白芨抱着刺心钩,像哄孩子一样,轻轻地摸他,将他抱得紧紧的。

过了一会儿,刺心钩才慢慢平静了下来,将脸从白芨的肩膀上移了开来。

白芨便转过头,用手指摸过刺心钩的脸颊,抚过他的睫毛,给他擦干净了眼泪。

刺心钩紧紧抿着嘴,微微撇过头,什么都没说。

见刺心钩平静了下来,白芨忍不住看了喻红叶一眼,心里莫名其妙地不太高兴。

说实话,事实和她原本猜测的情况差距实在有点大。

原本,见喻红叶对刺心钩满心恨意,说刺心钩害死了他重要的人。白芨还以为,是刺心钩失手杀死——至少也是无意中害死了——喻红叶的姐姐。如果是这样,喻红叶的恨意可真的太理所当然了。

然而,刚才听了他们二人的对话,显然,事情并不是白芨原本猜测的那样。

一个是,“姐姐”原来不是喻红叶一个人的,根本就是他们两个人的“阿姐”。而第二,也是最重要的。

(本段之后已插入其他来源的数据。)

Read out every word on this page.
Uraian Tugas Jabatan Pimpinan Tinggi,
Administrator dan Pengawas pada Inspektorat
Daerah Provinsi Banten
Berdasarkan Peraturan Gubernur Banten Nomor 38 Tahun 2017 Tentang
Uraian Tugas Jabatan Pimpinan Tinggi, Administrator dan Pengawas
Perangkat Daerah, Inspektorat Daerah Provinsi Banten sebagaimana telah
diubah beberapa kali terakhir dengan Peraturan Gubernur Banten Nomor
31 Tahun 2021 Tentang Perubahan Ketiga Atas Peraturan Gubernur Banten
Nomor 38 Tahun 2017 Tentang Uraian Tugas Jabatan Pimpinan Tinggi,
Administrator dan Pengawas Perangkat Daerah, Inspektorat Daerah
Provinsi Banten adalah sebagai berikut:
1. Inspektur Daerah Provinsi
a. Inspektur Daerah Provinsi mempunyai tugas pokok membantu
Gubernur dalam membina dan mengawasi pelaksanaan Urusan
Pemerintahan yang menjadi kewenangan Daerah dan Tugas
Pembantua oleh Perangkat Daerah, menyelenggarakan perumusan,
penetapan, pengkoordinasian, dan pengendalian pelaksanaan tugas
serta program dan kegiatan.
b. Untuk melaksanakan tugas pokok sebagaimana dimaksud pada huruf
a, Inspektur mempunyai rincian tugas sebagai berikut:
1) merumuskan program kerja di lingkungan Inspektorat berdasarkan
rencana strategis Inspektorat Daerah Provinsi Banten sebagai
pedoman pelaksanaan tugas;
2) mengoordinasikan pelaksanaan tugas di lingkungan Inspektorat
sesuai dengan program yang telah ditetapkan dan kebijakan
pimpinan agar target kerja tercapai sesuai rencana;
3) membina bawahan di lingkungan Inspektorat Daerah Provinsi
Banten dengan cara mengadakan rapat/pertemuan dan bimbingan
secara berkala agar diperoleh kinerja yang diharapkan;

并不是刺心钩害死了那位姐姐,而是那位姐姐为了救刺心钩而死……

这哪里是刺心钩的错呢?

白芨看着喻红叶,斟酌着,不知道是否应该说些什么。

此时,喻红叶正小心翼翼地拿起几张泛黄的纸。

白芨看着喻红叶手中的纸张,忽然就愣住了。

那纸张陈旧发黄,一看就是很久很久之前的东西了。喻红叶将其小心翼翼地从棺材旁边的盒子中拿了出来,想也知道,这必然是棺中的女子,也就是喻红叶和刺心钩二人的“阿姐”的东西。

可是,那纸上……写着的……

是白芨的字迹。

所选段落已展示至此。